Dans ces conditions, quel bénéfice le Cameroun peut-il tirer du sommet Africités qui s'ouvre demain ? Quels extrants dégager de cette plate forme de dialogue sur la décentralisation et le développement local qui rassemblera plus de 1500 participants, dont 800 élus locaux de l'ensemble du continent africain? Et comment concrètement tirer profit du thème central des travaux, qui est " assurer l'accès aux services de base dans les collectivités locales africaines "? Pour l'organisateur principal de ce forum panafricain qui en est à sa troisième expérience, le partenariat pour le développement municipal (Pdm), ce thème " s'inscrit dans la continuité des engagements pris au sommet mondial de Johannesbourg en 2002 par la communauté internationale: priorité accordée à la lutte contre la pauvreté. "

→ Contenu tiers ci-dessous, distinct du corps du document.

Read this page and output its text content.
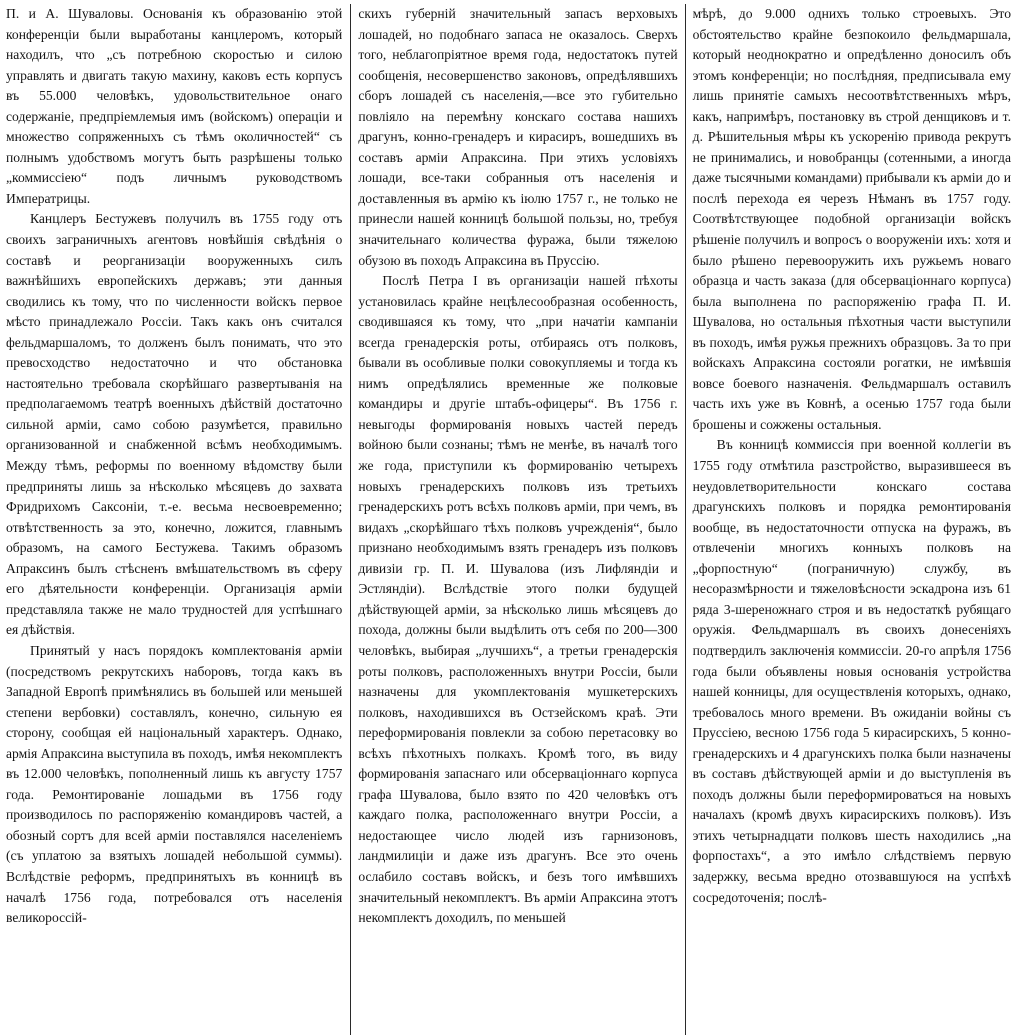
П. и А. Шуваловы. Основанія къ образованію этой конференціи были выработаны канцлеромъ, который находилъ, что „съ потребною скоростью и силою управлять и двигать такую махину, каковъ есть корпусъ въ 55.000 человѣкъ, удовольствительное онаго содержаніе, предпріемлемыя имъ (войскомъ) операціи и множество сопряженныхъ съ тѣмъ околичностей“ съ полнымъ удобствомъ могутъ быть разрѣшены только „коммиссіею“ подъ личнымъ руководствомъ Императрицы.

Канцлеръ Бестужевъ получилъ въ 1755 году отъ своихъ заграничныхъ агентовъ новѣйшія свѣдѣнія о составѣ и реорганизаціи вооруженныхъ силъ важнѣйшихъ европейскихъ державъ; эти данныя сводились къ тому, что по численности войскъ первое мѣсто принадлежало Россіи. Такъ какъ онъ считался фельдмаршаломъ, то долженъ былъ понимать, что это превосходство недостаточно и что обстановка настоятельно требовала скорѣйшаго развертыванія на предполагаемомъ театрѣ военныхъ дѣйствій достаточно сильной арміи, само собою разумѣется, правильно организованной и снабженной всѣмъ необходимымъ. Между тѣмъ, реформы по военному вѣдомству были предприняты лишь за нѣсколько мѣсяцевъ до захвата Фридрихомъ Саксоніи, т.-е. весьма несвоевременно; отвѣтственность за это, конечно, ложится, главнымъ образомъ, на самого Бестужева. Такимъ образомъ Апраксинъ былъ стѣсненъ вмѣшательствомъ въ сферу его дѣятельности конференціи. Организація арміи представляла также не мало трудностей для успѣшнаго ея дѣйствія.

Принятый у насъ порядокъ комплектованія арміи (посредствомъ рекрутскихъ наборовъ, тогда какъ въ Западной Европѣ примѣнялись въ большей или меньшей степени вербовки) составлялъ, конечно, сильную ея сторону, сообщая ей національный характеръ. Однако, армія Апраксина выступила въ походъ, имѣя некомплектъ въ 12.000 человѣкъ, пополненный лишь къ августу 1757 года. Ремонтированіе лошадьми въ 1756 году производилось по распоряженію командировъ частей, а обозный сортъ для всей арміи поставлялся населеніемъ (съ уплатою за взятыхъ лошадей небольшой суммы). Вслѣдствіе реформъ, предпринятыхъ въ конницѣ въ началѣ 1756 года, потребовался отъ населенія великороссій-

скихъ губерній значительный запасъ верховыхъ лошадей, но подобнаго запаса не оказалось. Сверхъ того, неблагопріятное время года, недостатокъ путей сообщенія, несовершенство законовъ, опредѣлявшихъ сборъ лошадей съ населенія,—все это губительно повліяло на перемѣну конскаго состава нашихъ драгунъ, конно-гренадеръ и кирасиръ, вошедшихъ въ составъ арміи Апраксина. При этихъ условіяхъ лошади, все-таки собранныя отъ населенія и доставленныя въ армію къ іюлю 1757 г., не только не принесли нашей конницѣ большой пользы, но, требуя значительнаго количества фуража, были тяжелою обузою въ походъ Апраксина въ Пруссію.

Послѣ Петра I въ организаціи нашей пѣхоты установилась крайне нецѣлесообразная особенность, сводившаяся къ тому, что „при начатіи кампаніи всегда гренадерскія роты, отбираясь отъ полковъ, бывали въ особливые полки совокупляемы и тогда къ нимъ опредѣлялись временные же полковые командиры и другіе штабъ-офицеры“. Въ 1756 г. невыгоды формированія новыхъ частей передъ войною были сознаны; тѣмъ не менѣе, въ началѣ того же года, приступили къ формированію четырехъ новыхъ гренадерскихъ полковъ изъ третьихъ гренадерскихъ ротъ всѣхъ полковъ арміи, при чемъ, въ видахъ „скорѣйшаго тѣхъ полковъ учрежденія“, было признано необходимымъ взять гренадеръ изъ полковъ дивизіи гр. П. И. Шувалова (изъ Лифляндіи и Эстляндіи). Вслѣдствіе этого полки будущей дѣйствующей арміи, за нѣсколько лишь мѣсяцевъ до похода, должны были выдѣлить отъ себя по 200—300 человѣкъ, выбирая „лучшихъ“, а третьи гренадерскія роты полковъ, расположенныхъ внутри Россіи, были назначены для укомплектованія мушкетерскихъ полковъ, находившихся въ Остзейскомъ краѣ. Эти переформированія повлекли за собою перетасовку во всѣхъ пѣхотныхъ полкахъ. Кромѣ того, въ виду формированія запаснаго или обсерваціоннаго корпуса графа Шувалова, было взято по 420 человѣкъ отъ каждаго полка, расположеннаго внутри Россіи, а недостающее число людей изъ гарнизоновъ, ландмилиціи и даже изъ драгунъ. Все это очень ослабило составъ войскъ, и безъ того имѣвшихъ значительный некомплектъ. Въ арміи Апраксина этотъ некомплектъ доходилъ, по меньшей

мѣрѣ, до 9.000 однихъ только строевыхъ. Это обстоятельство крайне безпокоило фельдмаршала, который неоднократно и опредѣленно доносилъ объ этомъ конференціи; но послѣдняя, предписывала ему лишь принятіе самыхъ несоотвѣтственныхъ мѣръ, какъ, напримѣръ, постановку въ строй денщиковъ и т. д. Рѣшительныя мѣры къ ускоренію привода рекрутъ не принимались, и новобранцы (сотенными, а иногда даже тысячными командами) прибывали къ арміи до и послѣ перехода ея черезъ Нѣманъ въ 1757 году. Соотвѣтствующее подобной организаціи войскъ рѣшеніе получилъ и вопросъ о вооруженіи ихъ: хотя и было рѣшено перевооружить ихъ ружьемъ новаго образца и часть заказа (для обсерваціоннаго корпуса) была выполнена по распоряженію графа П. И. Шувалова, но остальныя пѣхотныя части выступили въ походъ, имѣя ружья прежнихъ образцовъ. За то при войскахъ Апраксина состояли рогатки, не имѣвшія вовсе боевого назначенія. Фельдмаршалъ оставилъ часть ихъ уже въ Ковнѣ, а осенью 1757 года были брошены и сожжены остальныя.

Въ конницѣ коммиссія при военной коллегіи въ 1755 году отмѣтила разстройство, выразившееся въ неудовлетворительности конскаго состава драгунскихъ полковъ и порядка ремонтированія вообще, въ недостаточности отпуска на фуражъ, въ отвлеченіи многихъ конныхъ полковъ на „форпостную“ (пограничную) службу, въ несоразмѣрности и тяжеловѣсности эскадрона изъ 61 ряда 3-шереножнаго строя и въ недостаткѣ рубящаго оружія. Фельдмаршалъ въ своихъ донесеніяхъ подтвердилъ заключенія коммиссіи. 20-го апрѣля 1756 года были объявлены новыя основанія устройства нашей конницы, для осуществленія которыхъ, однако, требовалось много времени. Въ ожиданіи войны съ Пруссіею, весною 1756 года 5 кирасирскихъ, 5 конно-гренадерскихъ и 4 драгунскихъ полка были назначены въ составъ дѣйствующей арміи и до выступленія въ походъ должны были переформироваться на новыхъ началахъ (кромѣ двухъ кирасирскихъ полковъ). Изъ этихъ четырнадцати полковъ шесть находились „на форпостахъ“, а это имѣло слѣдствіемъ первую задержку, весьма вредно отозвавшуюся на успѣхѣ сосредоточенія; послѣ-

" Les débats sur les services de base et sur les démarche et moyens pour en assurer l'accessibilité à tous, appuyés par les témoignages des élus et des acteurs économiques qui mettent en place des actions concrètes au niveau local feront l'objet de recommandations et de résolutions ", assure encore le Pdm, qui annonce la présence à Yaoundé, entre autres, du président mozambicain Joachim Chissano (encore!), du ministre français délégué à la Coopération et à la Francophonie, Pierre André Wiltzer (à la tête d'une impressionnante délégation de maires et représentants d'élus locaux de France et de plusieurs ministres et maires des principales villes africaines. Après Africités 1, tenu à Abidjan en 1998, qui avait permis " l'émergence du mouvement municipal africain sur la scène institutionnelle africaine et internationale ", après Africités 2 tenu à Windhoek qui avait " marqué le début de structuration du mouvement municipal africain et du dialogue panafricain sur la décentralisation et le développement local ", c'est un fardeau historique qui pèse sur Africités 3 qu'organise Yaoundé. Il faut croiser les doigts pour espérer en sortir avec des éléments concrets, même si on ne doute pas que le débat sera fécond.